In sequence_save_tuple:
        else
        {
                /*
                 * New tuple was not sent, so the original tuple was probably 
just
                 * changed inline, all we need to do is mark the buffer dirty 
and
                 * optionally log the update tuple.
                 */
                START_CRIT_SECTION();

                MarkBufferDirty(seqh->buf);

                if (do_wal)
                        log_sequence_tuple(seqh->rel, &seqh->tup, seqh->buf, 
page);

                END_CRIT_SECTION();
        }

This is wrong when checksums are enabled and !do_wal. I believe this should use MarkBufferDirtyHint().

Notable changes:
- The gapless sequence rewritten to use the transactional storage as
that's the only way to guarantee gaplessness between dump and restore.

Can you elaborate?

Using the auxiliary seqam_gapless_values is a bit problematic. First of all, the event trigger on DROP SEQUENCE doesn't fire if you drop the whole schema containing the sequence with DROP SCHEMA CASCADE. Secondly, updating a row in a table for every nextval() call is pretty darn expensive. But I don't actually see a problem with dump and restore.

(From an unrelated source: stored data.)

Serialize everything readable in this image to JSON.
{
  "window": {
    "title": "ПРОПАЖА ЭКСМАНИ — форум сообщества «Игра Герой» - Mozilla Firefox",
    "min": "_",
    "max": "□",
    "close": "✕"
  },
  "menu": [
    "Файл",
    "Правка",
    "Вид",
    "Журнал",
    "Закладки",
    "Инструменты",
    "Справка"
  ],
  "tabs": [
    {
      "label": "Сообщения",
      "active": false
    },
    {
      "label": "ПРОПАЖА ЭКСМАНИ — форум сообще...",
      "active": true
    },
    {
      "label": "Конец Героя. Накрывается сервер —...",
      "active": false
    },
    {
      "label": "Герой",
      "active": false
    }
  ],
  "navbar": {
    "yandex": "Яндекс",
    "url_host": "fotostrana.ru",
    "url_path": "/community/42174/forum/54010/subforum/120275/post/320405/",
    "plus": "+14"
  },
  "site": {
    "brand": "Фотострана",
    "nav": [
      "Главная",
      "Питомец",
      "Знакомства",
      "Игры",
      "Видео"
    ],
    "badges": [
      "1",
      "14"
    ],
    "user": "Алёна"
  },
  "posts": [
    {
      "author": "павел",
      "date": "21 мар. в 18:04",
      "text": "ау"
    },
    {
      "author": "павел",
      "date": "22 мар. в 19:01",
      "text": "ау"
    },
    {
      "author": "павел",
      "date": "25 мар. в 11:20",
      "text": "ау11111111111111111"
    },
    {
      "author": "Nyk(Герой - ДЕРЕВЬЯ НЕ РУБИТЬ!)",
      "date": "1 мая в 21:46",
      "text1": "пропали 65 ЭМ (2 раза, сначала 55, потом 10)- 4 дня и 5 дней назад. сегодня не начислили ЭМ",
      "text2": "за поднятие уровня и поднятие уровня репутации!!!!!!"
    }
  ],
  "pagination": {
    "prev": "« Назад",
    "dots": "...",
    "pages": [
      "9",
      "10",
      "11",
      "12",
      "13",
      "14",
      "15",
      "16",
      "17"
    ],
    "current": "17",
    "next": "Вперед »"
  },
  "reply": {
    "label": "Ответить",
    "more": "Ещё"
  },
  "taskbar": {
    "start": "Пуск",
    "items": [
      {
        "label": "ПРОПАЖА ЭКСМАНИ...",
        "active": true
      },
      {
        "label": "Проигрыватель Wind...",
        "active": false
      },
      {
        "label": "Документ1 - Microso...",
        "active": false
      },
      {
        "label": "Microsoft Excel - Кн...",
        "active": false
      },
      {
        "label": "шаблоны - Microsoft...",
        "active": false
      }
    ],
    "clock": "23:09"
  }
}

Can you rewrite it without using the values table? AFAICS, there are a two of problems to solve:

1. If the top-level transaction aborts, you need to restore the old value. I suggest keeping two values in the sequence tuple: the old, definitely committed one, and the last value. The last value is only considered current if the associated XID committed; otherwise the old value is current. When a transaction is about to commit, it stores its top-level XID and the new value in the "last" field, and copies the previously current value to the "old" field.

2. You need to track the last value on a per-subtransaction basis, until the transaction commits/rolls back, in order to have "rollback to savepoint" to retreat the sequence's value. That can be done in backend-private memory, maintaining a stack of subtransactions and the last value of each. Use RegisterSubXactCallback to hook into subxact commit/abort. Just before top-level commit (in pre-commit callback), update the sequence tuple with the latest value, so that it gets WAL-logged before the commit record.